- Theatrical release poster
- Directed by: Michael Carreras
- Written by: Jimmy Sangster
- Produced by: Jimmy Sangster
- Starring: Kerwin Mathews Nadia Gray Liliane Brousse Donald Houston
- Cinematography: Wilkie Cooper
- Edited by: Tom Simpson
- Music by: Stanley Black
- Production company: Hammer Film Productions
- Distributed by: BLC Release (UK) Columbia Pictures (U.S.)
- Release dates: 20 May 1963; (U.K.) 30 October 1963 (U.S.)
- Running time: 87 minutes
- Country: United Kingdom
- Language: English

= Maniac (1963 film) =

1963 film by Michael Carreras

Maniac (also known as The Maniac) is a 1963 British psychological thriller film directed by Michael Carreras and starring Kerwin Mathews, Nadia Gray and Donald Houston.

==Plot==
The story tells of vacationing American artist Jeff Farrell who becomes romantically involved with an older woman named Eve Beynat in southern France while at the same time harboring an attraction to her teenage stepdaughter, Annette. Eve's husband/Annette's father Georges is in an asylum for, four years ago, using a blowtorch to kill a man who had raped Annette. Believing it will help make Eve his for life, Jeff agrees to assist her in springing Georges from the asylum. However, Eve has a completely different agenda. Inspector Etienne sets up a plot to help trap the killer, and the climactic scenes are set at Les Baux-de-Provence in the huge stone galleries dug into the rock of the Val d'Enfer on the road to Maillane.

==Cast==
- Kerwin Mathews as Jeff Farrell
- Nadia Gray as Eve Beynat
- Donald Houston as Henri
- Liliane Brousse as Annette Beynat
- George Pastell as Inspector Etienne
- Arnold Diamond as Janiello
- Norman Bird as Salon
- Justine Lord as Grace
- Jerold Wells as Giles
- Leon Peers as Blanchard
- André Maranne as Salon

==Production==
The film was shot in black-and-white in the Camargue district of southern France and the MGM British Studios in Borehamwood, Hertfordshire. Some filming occurred at Bray Studios in Berkshire.

==Release==
Maniac was released by Hammer Film Productions on 20 May 1963 in the United Kingdom. Released on Blu-ray by Mill Creek in 2018.

==Critical reception==
Andy Black wrote: "Maniac was written and produced by Jimmy Sangster, with Michael Carreras handling direction, and what an under-rated director he was. Donald Houston is George, an escapee from a French asylum (obviously Les Diaboliques had a big effect on Sangster, who also set Taste of Fear in France) who wants to kill his wife's lover. The wife is Nadia Gray, and the lover is Kerwin Matthews. Houston underplays, and also has a fetish for oxy-acetylene torches, with which he causes much panic. A brief 86 minutes and full of little twists and 'who's-behind-the-door' shocks, it really works first time you see it, but is not a film to watch repeatedly."
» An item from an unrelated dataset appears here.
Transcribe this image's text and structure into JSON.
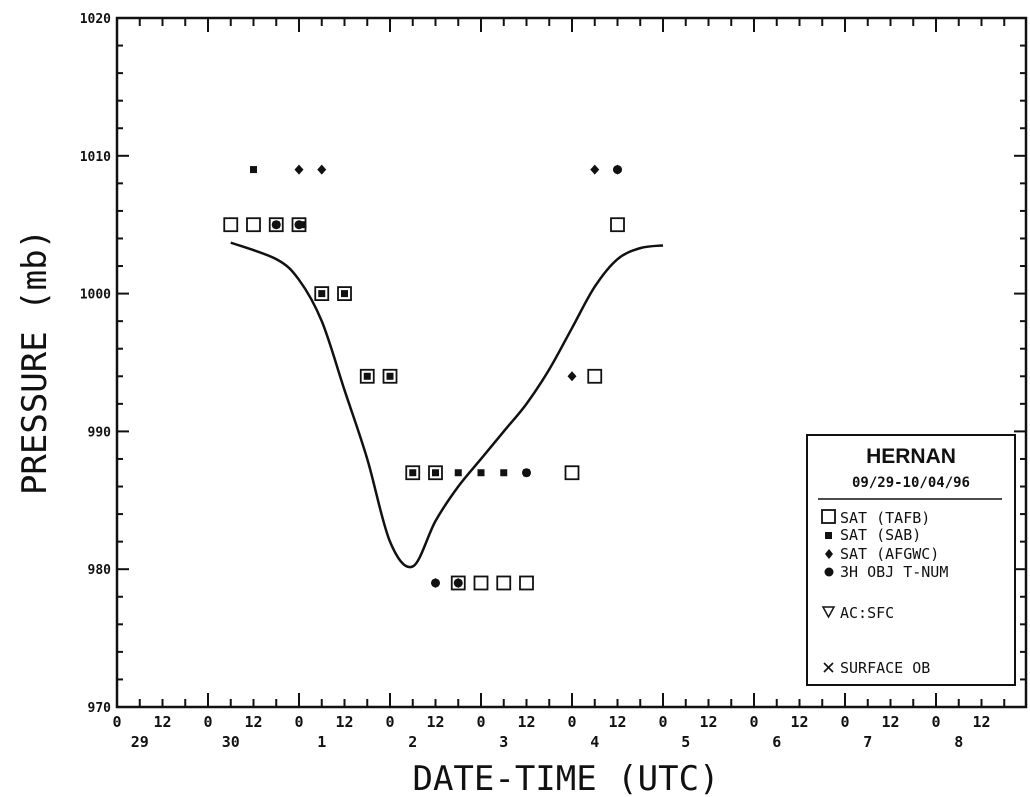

Turner Classic Movies wrote "Maniac has excellent production values but labors under the weight of yet another gimmicky and obvious script by Jimmy Sangster...The acting is fine, especially that of Kerwin Mathews and Liliane Brousse."; and in The New York Times, Bosley Crowther wrote "Maniac has one thing and has it in spades—a plot of extraordinary cunning...(It) takes on a twitching suspense that simmers, sizzles and explodes in a neat backflip", though he concluded "Michael Carrera's direction is uneven and the characters are a generally flabby lot...Maniac remains a striking blueprint, with satanic tentacles, for a much better picture."